Pluto: Discovery and Influence

 

In 1915 astronomer Percival Lowell and other astronomers observing from the Lowell Observatoryin Flagstaff, Arizona, published findings of a new planet – a star of the 15th magnitude, its mass greater than half the Earth’s mass and approximately 1/50,000 that of the Sun, located in theeastern part of the constellation Taurus and travelling an eccentric path. However, it was not until 1930 that the planet, having been widely observed, was discovered by Clyde Tombaugh on 18 February 1930 and named Pluto.

Pluto's diameter is 2306 (+/- 20) km, its revolution is 247.7 Earth years and its rotation is 6 days, 9 hours and 19 minutes.

Pluto is far smaller than any other planet in the solar system and very unlike them in that it orbits the Sun at an exaggerated tilt and at certain points along its path, it is closer to the Sun than Neptune.

Pluto has three moons, the largest of which is Chiron.

Pluto and its three moons are part of the Kuiper belt.

In defining exactly what a planet is; the International Astronomical Union (IAU) empanelled a seven member committee to define both the word planet and the status of Pluto. The committee met at the Paris observatory in late June 2006 and reached a unanimous agreement.
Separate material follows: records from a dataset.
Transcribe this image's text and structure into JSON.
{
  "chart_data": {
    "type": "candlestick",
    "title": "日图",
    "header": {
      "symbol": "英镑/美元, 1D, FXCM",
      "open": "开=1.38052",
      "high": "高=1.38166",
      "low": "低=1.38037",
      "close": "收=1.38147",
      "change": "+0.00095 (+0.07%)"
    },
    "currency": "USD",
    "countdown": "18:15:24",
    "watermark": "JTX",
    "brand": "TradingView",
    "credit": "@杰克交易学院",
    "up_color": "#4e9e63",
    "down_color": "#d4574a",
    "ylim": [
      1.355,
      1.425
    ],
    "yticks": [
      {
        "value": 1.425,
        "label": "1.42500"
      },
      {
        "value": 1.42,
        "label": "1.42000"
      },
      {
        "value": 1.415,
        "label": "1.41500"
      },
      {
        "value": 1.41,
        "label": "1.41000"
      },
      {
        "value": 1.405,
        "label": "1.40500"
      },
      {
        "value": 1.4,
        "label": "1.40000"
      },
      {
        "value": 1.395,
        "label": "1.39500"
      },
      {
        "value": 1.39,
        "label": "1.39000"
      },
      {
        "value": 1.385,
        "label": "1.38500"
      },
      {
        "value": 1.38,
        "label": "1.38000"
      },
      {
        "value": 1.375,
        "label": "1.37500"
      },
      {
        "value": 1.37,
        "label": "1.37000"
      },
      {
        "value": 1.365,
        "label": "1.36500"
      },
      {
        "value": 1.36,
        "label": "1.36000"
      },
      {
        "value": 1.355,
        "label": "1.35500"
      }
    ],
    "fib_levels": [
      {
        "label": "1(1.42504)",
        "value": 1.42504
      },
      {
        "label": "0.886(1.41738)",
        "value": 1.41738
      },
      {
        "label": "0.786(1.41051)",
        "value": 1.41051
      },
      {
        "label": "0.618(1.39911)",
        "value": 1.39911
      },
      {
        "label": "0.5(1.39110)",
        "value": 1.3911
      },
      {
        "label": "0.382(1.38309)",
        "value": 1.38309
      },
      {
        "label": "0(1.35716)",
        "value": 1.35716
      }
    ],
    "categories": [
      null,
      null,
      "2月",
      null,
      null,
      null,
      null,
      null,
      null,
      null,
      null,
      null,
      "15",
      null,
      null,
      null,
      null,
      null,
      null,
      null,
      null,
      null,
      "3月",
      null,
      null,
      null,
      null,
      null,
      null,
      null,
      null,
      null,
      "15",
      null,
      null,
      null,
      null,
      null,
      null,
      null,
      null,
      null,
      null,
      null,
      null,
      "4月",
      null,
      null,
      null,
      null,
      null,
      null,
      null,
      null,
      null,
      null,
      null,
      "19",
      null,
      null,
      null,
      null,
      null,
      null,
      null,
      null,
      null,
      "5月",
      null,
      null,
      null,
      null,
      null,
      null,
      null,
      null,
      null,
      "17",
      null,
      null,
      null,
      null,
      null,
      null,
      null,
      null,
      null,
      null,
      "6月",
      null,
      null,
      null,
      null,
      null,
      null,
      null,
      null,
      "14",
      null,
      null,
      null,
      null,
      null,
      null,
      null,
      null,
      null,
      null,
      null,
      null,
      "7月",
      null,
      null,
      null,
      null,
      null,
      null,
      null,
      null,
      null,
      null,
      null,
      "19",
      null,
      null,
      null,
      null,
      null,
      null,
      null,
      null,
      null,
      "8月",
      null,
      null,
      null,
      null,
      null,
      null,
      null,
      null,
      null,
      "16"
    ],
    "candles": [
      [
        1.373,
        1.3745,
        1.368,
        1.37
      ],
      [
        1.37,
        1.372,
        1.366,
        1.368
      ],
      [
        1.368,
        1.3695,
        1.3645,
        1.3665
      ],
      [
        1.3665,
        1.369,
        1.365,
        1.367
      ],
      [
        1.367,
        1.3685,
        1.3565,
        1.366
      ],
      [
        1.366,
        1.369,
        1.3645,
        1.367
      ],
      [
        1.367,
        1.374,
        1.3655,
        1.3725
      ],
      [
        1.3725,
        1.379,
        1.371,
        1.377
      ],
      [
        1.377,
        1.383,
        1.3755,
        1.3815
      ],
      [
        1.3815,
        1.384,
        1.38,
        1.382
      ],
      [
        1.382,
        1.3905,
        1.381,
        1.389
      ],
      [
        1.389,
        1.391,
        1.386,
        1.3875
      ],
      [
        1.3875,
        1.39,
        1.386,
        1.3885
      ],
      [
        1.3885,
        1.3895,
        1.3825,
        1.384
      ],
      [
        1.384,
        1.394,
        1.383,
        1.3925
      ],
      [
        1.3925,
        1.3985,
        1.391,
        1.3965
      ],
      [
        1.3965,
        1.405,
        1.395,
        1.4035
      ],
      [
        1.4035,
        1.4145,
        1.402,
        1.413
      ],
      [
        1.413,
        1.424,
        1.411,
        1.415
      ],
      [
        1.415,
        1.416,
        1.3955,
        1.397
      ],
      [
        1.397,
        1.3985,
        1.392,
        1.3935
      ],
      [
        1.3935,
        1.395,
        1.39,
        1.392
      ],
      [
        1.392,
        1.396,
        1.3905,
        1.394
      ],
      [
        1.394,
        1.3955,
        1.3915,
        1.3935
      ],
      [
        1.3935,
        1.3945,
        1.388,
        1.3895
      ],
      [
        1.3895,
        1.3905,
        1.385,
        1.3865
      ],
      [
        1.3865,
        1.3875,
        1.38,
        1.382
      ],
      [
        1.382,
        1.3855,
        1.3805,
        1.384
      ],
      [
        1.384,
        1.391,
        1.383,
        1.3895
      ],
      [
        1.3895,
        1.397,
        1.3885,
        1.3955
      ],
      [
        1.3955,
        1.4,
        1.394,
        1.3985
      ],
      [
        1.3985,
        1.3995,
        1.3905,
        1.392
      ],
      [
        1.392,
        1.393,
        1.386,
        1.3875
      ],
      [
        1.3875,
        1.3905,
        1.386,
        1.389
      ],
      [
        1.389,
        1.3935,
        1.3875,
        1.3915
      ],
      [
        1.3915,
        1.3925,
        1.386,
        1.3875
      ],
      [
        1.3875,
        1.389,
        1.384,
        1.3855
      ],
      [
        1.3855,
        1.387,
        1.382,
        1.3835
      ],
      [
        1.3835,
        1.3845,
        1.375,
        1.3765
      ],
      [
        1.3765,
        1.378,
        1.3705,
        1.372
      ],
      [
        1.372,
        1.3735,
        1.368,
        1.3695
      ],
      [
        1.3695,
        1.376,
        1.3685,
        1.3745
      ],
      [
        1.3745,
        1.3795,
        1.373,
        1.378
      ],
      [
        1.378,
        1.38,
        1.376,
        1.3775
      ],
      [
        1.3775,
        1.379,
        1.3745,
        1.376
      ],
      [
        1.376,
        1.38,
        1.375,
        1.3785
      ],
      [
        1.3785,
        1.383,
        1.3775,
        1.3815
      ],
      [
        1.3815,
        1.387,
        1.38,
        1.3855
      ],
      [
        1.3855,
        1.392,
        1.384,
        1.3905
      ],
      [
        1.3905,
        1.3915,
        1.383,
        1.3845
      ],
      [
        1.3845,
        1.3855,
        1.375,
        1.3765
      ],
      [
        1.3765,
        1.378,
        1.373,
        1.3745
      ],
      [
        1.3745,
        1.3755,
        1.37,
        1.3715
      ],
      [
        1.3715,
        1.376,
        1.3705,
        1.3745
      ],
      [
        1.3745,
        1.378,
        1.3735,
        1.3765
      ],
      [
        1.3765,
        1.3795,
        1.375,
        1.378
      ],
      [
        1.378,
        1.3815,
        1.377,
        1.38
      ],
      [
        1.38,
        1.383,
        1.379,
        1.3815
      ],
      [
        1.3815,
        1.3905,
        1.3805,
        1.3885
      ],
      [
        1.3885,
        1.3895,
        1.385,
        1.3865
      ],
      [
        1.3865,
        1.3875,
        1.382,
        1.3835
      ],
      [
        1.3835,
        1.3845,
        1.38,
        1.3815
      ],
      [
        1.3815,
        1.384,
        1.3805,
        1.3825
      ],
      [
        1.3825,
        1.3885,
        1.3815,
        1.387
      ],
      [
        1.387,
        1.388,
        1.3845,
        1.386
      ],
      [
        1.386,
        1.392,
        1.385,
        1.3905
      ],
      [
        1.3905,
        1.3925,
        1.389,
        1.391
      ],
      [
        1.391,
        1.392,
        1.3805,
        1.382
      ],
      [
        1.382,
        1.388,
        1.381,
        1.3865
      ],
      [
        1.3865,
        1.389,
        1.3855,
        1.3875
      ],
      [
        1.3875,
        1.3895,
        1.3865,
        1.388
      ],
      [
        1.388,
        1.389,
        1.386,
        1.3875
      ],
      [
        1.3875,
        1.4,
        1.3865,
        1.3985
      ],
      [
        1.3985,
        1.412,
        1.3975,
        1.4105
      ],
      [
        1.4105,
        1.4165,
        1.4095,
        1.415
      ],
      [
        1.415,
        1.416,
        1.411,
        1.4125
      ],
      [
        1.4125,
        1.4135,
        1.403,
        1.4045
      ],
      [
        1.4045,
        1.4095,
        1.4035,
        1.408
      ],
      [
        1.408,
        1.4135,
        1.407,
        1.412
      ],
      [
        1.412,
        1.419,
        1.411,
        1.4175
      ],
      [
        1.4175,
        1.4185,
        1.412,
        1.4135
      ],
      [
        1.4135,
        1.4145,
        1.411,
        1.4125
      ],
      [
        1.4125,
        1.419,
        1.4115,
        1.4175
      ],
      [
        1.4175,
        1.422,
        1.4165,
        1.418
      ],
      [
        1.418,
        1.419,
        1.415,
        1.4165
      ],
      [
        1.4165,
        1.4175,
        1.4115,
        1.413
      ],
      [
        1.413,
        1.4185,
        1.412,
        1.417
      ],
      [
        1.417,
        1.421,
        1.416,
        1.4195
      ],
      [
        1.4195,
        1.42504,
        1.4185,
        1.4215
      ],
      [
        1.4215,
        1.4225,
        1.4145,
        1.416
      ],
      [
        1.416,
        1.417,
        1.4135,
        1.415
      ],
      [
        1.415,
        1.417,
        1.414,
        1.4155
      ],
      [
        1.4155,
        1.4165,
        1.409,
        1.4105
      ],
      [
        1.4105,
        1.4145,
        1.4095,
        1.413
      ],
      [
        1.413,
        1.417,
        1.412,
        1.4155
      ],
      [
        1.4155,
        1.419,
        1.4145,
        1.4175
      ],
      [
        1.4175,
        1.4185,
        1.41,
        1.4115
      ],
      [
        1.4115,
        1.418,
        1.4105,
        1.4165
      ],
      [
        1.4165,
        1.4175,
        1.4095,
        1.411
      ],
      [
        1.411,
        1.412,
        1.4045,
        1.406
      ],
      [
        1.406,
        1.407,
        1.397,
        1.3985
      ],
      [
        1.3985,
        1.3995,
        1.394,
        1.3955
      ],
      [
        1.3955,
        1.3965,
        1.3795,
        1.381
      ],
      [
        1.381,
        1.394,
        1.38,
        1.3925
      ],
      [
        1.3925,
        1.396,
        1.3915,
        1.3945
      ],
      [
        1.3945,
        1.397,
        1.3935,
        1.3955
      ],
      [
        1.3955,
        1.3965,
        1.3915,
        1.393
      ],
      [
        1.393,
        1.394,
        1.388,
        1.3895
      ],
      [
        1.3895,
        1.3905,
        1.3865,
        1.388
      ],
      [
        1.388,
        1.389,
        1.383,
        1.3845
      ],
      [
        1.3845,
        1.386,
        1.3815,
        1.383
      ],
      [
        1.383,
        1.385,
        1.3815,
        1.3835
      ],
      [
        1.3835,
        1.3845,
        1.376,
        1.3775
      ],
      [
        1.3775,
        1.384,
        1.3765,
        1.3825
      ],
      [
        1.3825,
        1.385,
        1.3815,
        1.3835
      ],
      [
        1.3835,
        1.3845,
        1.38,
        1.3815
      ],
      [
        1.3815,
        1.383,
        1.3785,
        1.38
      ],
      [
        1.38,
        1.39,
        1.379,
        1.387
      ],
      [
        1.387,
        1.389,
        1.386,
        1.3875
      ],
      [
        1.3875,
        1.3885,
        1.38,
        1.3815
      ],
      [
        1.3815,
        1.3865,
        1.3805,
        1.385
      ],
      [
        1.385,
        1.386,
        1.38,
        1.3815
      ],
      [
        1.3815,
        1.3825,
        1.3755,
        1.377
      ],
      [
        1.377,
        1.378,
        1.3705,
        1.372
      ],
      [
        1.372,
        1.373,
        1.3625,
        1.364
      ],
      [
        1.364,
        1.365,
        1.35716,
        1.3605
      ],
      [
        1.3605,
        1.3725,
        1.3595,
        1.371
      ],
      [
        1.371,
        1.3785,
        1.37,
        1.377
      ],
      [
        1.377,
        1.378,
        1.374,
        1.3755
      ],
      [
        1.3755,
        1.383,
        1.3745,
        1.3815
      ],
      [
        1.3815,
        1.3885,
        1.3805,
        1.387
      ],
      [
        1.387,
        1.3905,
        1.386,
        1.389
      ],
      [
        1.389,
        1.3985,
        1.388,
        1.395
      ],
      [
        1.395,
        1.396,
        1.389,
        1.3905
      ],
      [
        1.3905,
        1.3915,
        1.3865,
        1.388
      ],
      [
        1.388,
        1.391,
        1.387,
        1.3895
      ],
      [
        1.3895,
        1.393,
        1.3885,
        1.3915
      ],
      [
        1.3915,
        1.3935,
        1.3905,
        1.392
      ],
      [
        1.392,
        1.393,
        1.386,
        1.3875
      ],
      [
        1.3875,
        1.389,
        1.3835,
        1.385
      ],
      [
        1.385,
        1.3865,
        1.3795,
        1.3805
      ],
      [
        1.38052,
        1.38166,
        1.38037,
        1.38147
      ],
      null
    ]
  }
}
“A planet is a body in orbit around a star, as opposed to orbiting another planet, and big enough to make it round”.

On the 15 August 2006 some 3000 astronomers and scientists from around the world met in Prague to discuss the definition of a planet and decide whether Pluto, the smallest planet in our solar system qualified.

On the 24 August 2006, the International Astronomical Union (IAU) officially changed the definition of a planet and Pluto did not qualify. Consequently there are only eight official planets in the solar system while Pluto has now been demoted and categorised as a pluton with Xena and Ceres. These plutons differ from the other planets in the solar system by virtue of their highly inclined, elongated orbits which take more than two centuries to complete and suggest a different origin.

Of course the change in terminology does not affect the magnetic fields in space. It is not important as to how the IAU classify the various celestial objects in our solar system, but how much we learn from their magnetic fields and their effect on each other and Earth.

In the years since Pluto’s recent discovery, it has become associated with drastic upheaval, but on the flip side, Pluto only destroys anything that is useless or decadent to clear the way for positive change and reconstruction.

In personal terms, Pluto represents energies buried deep within the psyche. Its transit in aspect marks the beginning of an unfolding process of psychological change and growth. However, there are times when Pluto’s transits cast us into the depths of despair where the death of the old is transformed into a new psychological beginning.

In Mundane astrology, the planets Uranus and Pluto will form a cardinal square from Aries to Capricorn for much of 2012.

This will have a powerful political effect on world governments, the economy and the eurozone.

 

 Our world can be thrown into a deepening recession in 2012 through government monopoly and economic controls on the one hand versus anti-government protests, demonstrations and retaliation on the other.